Before last Monday’s Pomona council meeting, I stopped at a place I’d passed by for years: Macho Pollo.

It’s a fast-food joint on East Holt near East End Avenue with a drive-thru. Its distinguishing characteristic is the monument sign at the curb featuring, to match the name, a cartoon of a shirtless chicken showing off his biceps. Weird but amusing. This time, instead of smiling as I drove by, I pulled in.

Macho Pollo isn’t much to look at inside: a counter, a few booths, a mirrored wall and a couple of foosball games, the kind with players attached to rods. The menu on the wall was a little confusing: all items appeared to be complete meals, including one with four tacos and one with a hamburger, but no chicken sandwich and no a la carte menu obvious. Maybe I only wanted three tacos.

A bit dazed by the menu, I told the man waiting to take my order, whom I soon judged to be the owner, that this was my first visit and I wasn’t sure what to get. A friendly fellow, he assured me “everything is the best” and gave me a plate with a thigh and some tortilla chips, just as a sampler. The chicken was astonishingly good. So I ordered the chicken breast meal, plus a medium horchata ($8.11).

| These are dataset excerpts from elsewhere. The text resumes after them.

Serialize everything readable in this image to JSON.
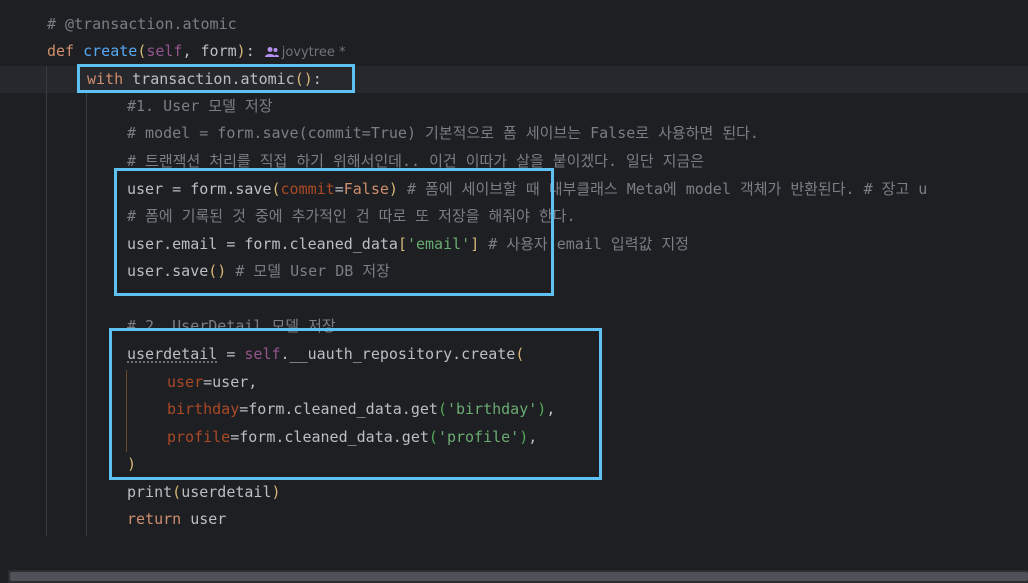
{
  "editor": {
    "lines": {
      "l1_comment": "# @transaction.atomic",
      "l2_def": "def",
      "l2_name": "create",
      "l2_self": "self",
      "l2_form": "form",
      "l2_author": "jovytree *",
      "l3_with": "with",
      "l3_call": "transaction.atomic",
      "l4_comment": "#1. User 모델 저장",
      "l5_comment": "# model = form.save(commit=True) 기본적으로 폼 세이브는 False로 사용하면 된다.",
      "l6_comment": "# 트랜잭션 처리를 직접 하기 위해서인데.. 이건 이따가 살을 붙이겠다. 일단 지금은",
      "l7_var": "user",
      "l7_call": "form.save",
      "l7_kw": "commit",
      "l7_val": "False",
      "l7_comment": "# 폼에 세이브할 때 내부클래스 Meta에 model 객체가 반환된다. # 장고 u",
      "l8_comment": "# 폼에 기록된 것 중에 추가적인 건 따로 또 저장을 해줘야 한다.",
      "l9_lhs": "user.email",
      "l9_call": "form.cleaned_data",
      "l9_key": "'email'",
      "l9_comment": "# 사용자 email 입력값 지정",
      "l10_call": "user.save",
      "l10_comment": "# 모델 User DB 저장",
      "l12_comment": "# 2. UserDetail 모델 저장",
      "l13_var": "userdetail",
      "l13_self": "self",
      "l13_call": ".__uauth_repository.create",
      "l14_kw": "user",
      "l14_val": "user,",
      "l15_kw": "birthday",
      "l15_call": "form.cleaned_data.get",
      "l15_str": "'birthday'",
      "l16_kw": "profile",
      "l16_call": "form.cleaned_data.get",
      "l16_str": "'profile'",
      "l18_print": "print",
      "l18_arg": "userdetail",
      "l19_return": "return",
      "l19_val": "user"
    }
  },
  "colors": {
    "background": "#1e1f22",
    "keyword": "#cf8e6d",
    "function": "#56a8f5",
    "string": "#6aab73",
    "comment": "#7a7e85",
    "self": "#94558d",
    "highlight_box": "#5ec1f2"
  },
  "icons": {
    "author": "people-icon"
  }
}
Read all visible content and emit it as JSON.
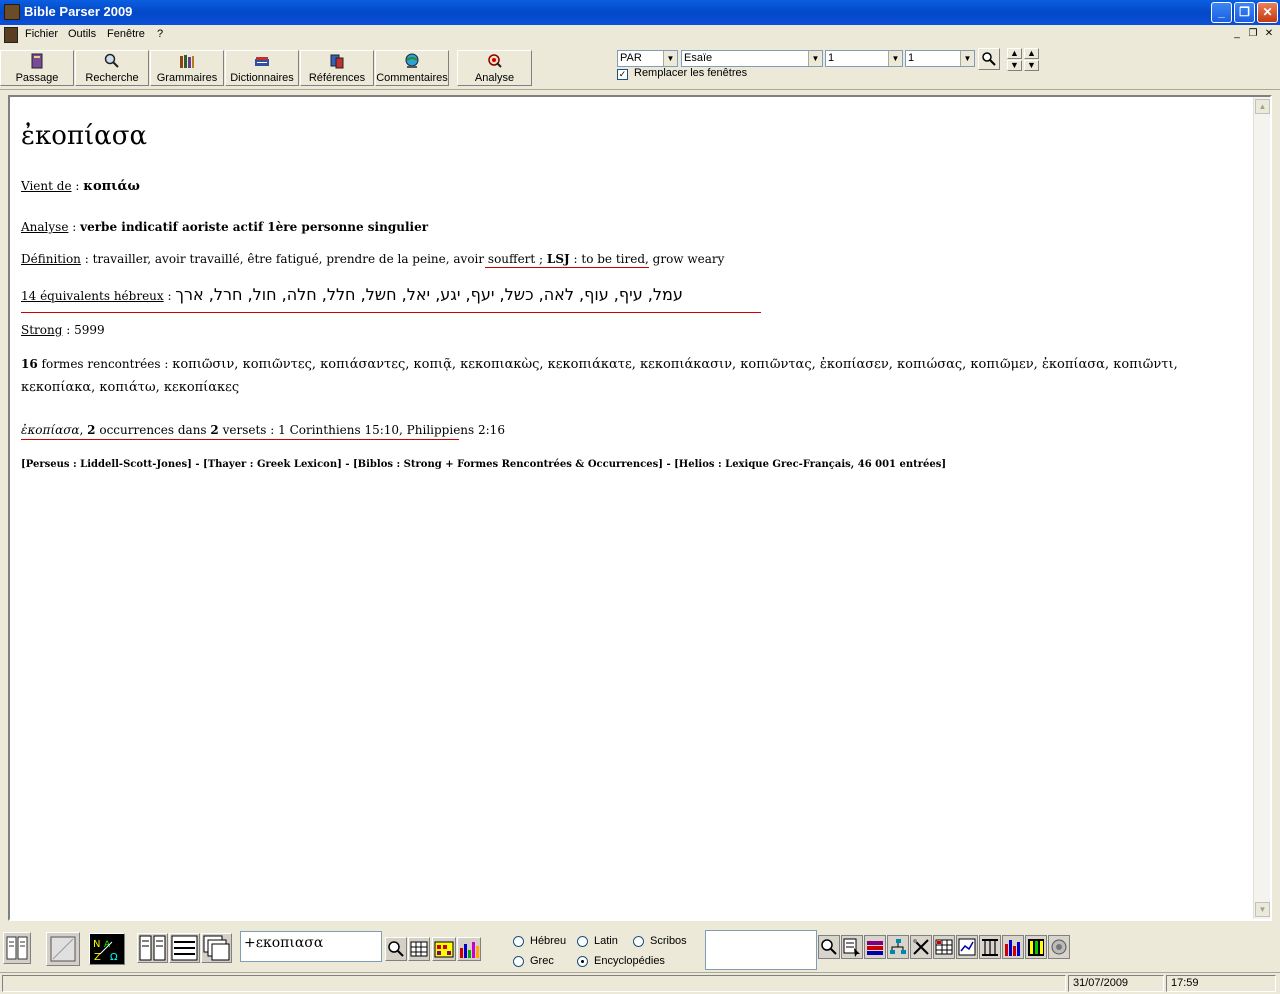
{
  "window": {
    "title": "Bible Parser 2009"
  },
  "menu": {
    "items": [
      "Fichier",
      "Outils",
      "Fenêtre",
      "?"
    ]
  },
  "toolbar": {
    "buttons": [
      {
        "label": "Passage",
        "icon": "book-icon"
      },
      {
        "label": "Recherche",
        "icon": "search-icon"
      },
      {
        "label": "Grammaires",
        "icon": "books-icon"
      },
      {
        "label": "Dictionnaires",
        "icon": "dictionary-icon"
      },
      {
        "label": "Références",
        "icon": "references-icon"
      },
      {
        "label": "Commentaires",
        "icon": "globe-icon"
      },
      {
        "label": "Analyse",
        "icon": "analyze-icon"
      }
    ],
    "version_select": "PAR",
    "book_select": "Esaïe",
    "chapter_select": "1",
    "verse_select": "1",
    "replace_windows_label": "Remplacer les fenêtres",
    "replace_windows_checked": true
  },
  "entry": {
    "headword": "ἐκοπίασα",
    "from_label": "Vient de",
    "from_value": "κοπιάω",
    "analysis_label": "Analyse",
    "analysis_value": "verbe indicatif aoriste actif 1ère personne singulier",
    "definition_label": "Définition",
    "definition_value": "travailler, avoir travaillé, être fatigué, prendre de la peine, avoir souffert ;",
    "lsj_label": "LSJ",
    "lsj_value": ": to be tired, grow weary",
    "hebrew_label": "14 équivalents hébreux",
    "hebrew_value": "עמל, עיף, עוף, לאה, כשל, יעף, יגע, יאל, חשל, חלל, חלה, חול, חרל, ארך",
    "strong_label": "Strong",
    "strong_value": "5999",
    "forms_count": "16",
    "forms_label": "formes rencontrées",
    "forms_value": "κοπιῶσιν, κοπιῶντες, κοπιάσαντες, κοπιᾷ, κεκοπιακὼς, κεκοπιάκατε, κεκοπιάκασιν, κοπιῶντας, ἐκοπίασεν, κοπιώσας, κοπιῶμεν, ἐκοπίασα, κοπιῶντι, κεκοπίακα, κοπιάτω, κεκοπίακες",
    "occ_word": "ἐκοπίασα",
    "occ_count": "2",
    "occ_mid": "occurrences dans",
    "occ_verses": "2",
    "occ_tail": "versets : 1 Corinthiens 15:10, Philippiens 2:16",
    "sources": "[Perseus : Liddell-Scott-Jones] - [Thayer : Greek Lexicon] - [Biblos : Strong + Formes Rencontrées & Occurrences] - [Helios : Lexique Grec-Français, 46 001 entrées]"
  },
  "bottom": {
    "search_value": "+εκοπιασα",
    "radios": [
      {
        "label": "Hébreu",
        "checked": false
      },
      {
        "label": "Latin",
        "checked": false
      },
      {
        "label": "Scribos",
        "checked": false
      },
      {
        "label": "Grec",
        "checked": false
      },
      {
        "label": "Encyclopédies",
        "checked": true
      }
    ]
  },
  "status": {
    "date": "31/07/2009",
    "time": "17:59"
  }
}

The chicken is lightly spiced, grilled and served on a styrofoam plate with grilled onions. I would say it’s like El Pollo Loco but several orders of magnitude better. Rice, beans and tortillas came with it.

Macho Pollo has been on Holt for four years. The sign at the entrance optimistically calls the restaurant “Macho Pollo No. 1”; I don’t know if there are others. But there should be. I’m still a Donahoo’s man, but for non-fried chicken, this is tasty stuff.

“Tell your friends. Risk-free,” the owner joked as he handed me my plate.

Well, you’re all my friends, right? Check the place out. Macho Pollo is mighty (get it?) good.

* Update July 2014: Seven years after the above writeup, I returned with a chicken-loving friend for dinner. The menu was easier to comprehend, and we each got the same thing: the four-piece meal with fries ($10). At this point I can’t tell you how it compared to my earlier meal, but I liked it. The sign says “a la brasa,” which typically means cooked over charcoal, in Peruvian style, but I didn’t ask how they prepared it. My friend said approvingly that it tasted like the pan-fried chicken his mom used to make.